Ah, gluten. I miss you already.
I’ve long known that I have a sensitivity to wheat. When I eat a lot of it—especially in yeasty foods (think pizza crust and delicious French bread)—I bloat up and my stomach doesn’t feel quite right. Still, although we’ve written about gluten (a protein compound found in many grains, including wheat) and gluten-free living here on Svelte, I never thought I would be in the position to have to give it up.
However, over the past couple of months, my psoriasis—a skin condition that I’ve had since I was a child—has become a lot worse. It’s always been manageable: a tiny patch here or there, nothing a little steroid cream couldn’t fix. Then, around February, it became more severe, with itchy, burning patches on many of my major joints (like elbows and ankles). Among other reasons, because I was breastfeeding, I didn’t want to take any of the super-heavy medications that are used to treat bad cases.

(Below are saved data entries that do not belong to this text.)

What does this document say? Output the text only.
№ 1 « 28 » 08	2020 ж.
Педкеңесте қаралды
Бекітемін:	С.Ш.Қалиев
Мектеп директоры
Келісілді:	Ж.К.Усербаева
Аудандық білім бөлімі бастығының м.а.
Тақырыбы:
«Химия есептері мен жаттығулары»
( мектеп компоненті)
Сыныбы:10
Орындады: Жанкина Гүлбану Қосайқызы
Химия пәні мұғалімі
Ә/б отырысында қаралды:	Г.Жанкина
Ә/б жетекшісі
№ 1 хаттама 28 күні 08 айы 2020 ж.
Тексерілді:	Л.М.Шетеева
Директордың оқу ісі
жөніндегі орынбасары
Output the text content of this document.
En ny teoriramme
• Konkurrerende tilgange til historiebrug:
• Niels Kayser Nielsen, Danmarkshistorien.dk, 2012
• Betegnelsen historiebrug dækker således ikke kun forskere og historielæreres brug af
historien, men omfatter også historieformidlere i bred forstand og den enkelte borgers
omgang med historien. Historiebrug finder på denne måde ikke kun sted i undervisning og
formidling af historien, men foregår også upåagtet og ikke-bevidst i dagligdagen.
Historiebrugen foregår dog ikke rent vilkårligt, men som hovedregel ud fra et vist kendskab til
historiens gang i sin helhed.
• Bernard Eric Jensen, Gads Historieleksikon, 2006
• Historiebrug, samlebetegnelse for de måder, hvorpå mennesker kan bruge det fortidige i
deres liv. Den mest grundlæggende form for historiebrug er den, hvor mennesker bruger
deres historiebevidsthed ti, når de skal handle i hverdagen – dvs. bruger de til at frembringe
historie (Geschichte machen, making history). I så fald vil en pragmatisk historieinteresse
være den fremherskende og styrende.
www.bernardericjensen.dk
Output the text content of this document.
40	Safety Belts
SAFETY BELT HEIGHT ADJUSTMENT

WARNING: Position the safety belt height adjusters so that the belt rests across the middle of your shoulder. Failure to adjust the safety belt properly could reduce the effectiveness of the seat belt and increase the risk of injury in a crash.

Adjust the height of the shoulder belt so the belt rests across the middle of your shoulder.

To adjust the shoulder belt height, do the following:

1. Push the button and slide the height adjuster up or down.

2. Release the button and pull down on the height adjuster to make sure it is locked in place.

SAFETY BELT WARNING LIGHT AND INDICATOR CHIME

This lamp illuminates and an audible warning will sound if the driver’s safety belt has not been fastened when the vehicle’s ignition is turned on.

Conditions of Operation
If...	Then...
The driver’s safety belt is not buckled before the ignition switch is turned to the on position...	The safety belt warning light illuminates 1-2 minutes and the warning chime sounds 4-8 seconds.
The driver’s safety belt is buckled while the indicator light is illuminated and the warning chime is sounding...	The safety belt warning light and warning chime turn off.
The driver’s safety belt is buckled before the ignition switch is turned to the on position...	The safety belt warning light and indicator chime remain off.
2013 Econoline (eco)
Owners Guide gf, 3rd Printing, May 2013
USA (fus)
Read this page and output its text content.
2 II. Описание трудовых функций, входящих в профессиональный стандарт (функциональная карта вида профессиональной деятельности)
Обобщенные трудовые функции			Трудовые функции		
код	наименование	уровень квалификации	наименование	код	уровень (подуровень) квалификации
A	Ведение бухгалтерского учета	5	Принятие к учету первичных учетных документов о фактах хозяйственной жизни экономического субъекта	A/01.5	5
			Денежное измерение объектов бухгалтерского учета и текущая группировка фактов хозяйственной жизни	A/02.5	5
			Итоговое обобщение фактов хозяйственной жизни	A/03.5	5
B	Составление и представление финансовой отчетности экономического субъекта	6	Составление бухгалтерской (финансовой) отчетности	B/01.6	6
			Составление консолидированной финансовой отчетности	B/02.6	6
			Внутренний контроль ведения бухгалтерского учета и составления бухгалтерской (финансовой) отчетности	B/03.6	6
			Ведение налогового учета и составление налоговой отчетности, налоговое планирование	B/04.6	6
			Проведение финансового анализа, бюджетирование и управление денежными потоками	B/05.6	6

I waited it out for a while, hoping that it was linked to post-pregnancy hormone changes, and that taking more fish oil would help (several studies have shown that an increased consumption of omega-3 fatty acids can reduce symptoms). No dice. So I began searching medical research (by the way, PubMed is great for this) to uncover dietary changes that might help. Sadly, all of the newer studies suggested the same thing: give up gluten.
Turns out that individuals with psoriasis tend to have higher levels of gluten-related antibodies found in individuals with celiac disease (a condition in which eating gluten damages the body’s tissues and causes all kinds of less-than-pleasant symptoms). Other studies have shown that in addition to consuming more fish oil, reducing or eliminating gluten can help, often significantly, in treating psoriasis. Which brings me to my new diet.

Two weeks of not eating gluten and I’ve discovered that GF is not as hard as I thought. My mom bought me Bob’s Red Mill gluten free pancake mix, knowing my family likes to make pancakes on the weekend, and that yielded a tasty batch of pancakes. If I really want something bready, I have a GF waffle or gingersnap from Trader Joe’s. But for the most part, I’ve been eating more real, unprocessed food (fruits, veggies, beans, meat and nuts). Oh, and I discovered KIND bars, which are gluten-free and beyond delicious (although at roughly 200 calories each, should really be consumed in halves). Of course, I do have the advantage of not having celiac disease, which means I’m able to be less stringent about making sure what I eat doesn’t have a trace of gluten in it.
I lost a pound and a half in two weeks, but it has yet to be determined if my diet is to thank, or if it’s simply a byproduct of my new running regime. Regardless, my psoriasis is getting better. Even after such a short period of time, the spots on my joints have gone down significantly, and the tiny patches on other areas of my body are gone. I’ll be curious to see if the results continue to improve.
Have you given up gluten for psoriasis or another reason other than celiac disease? Any tips of the trade for this newbie?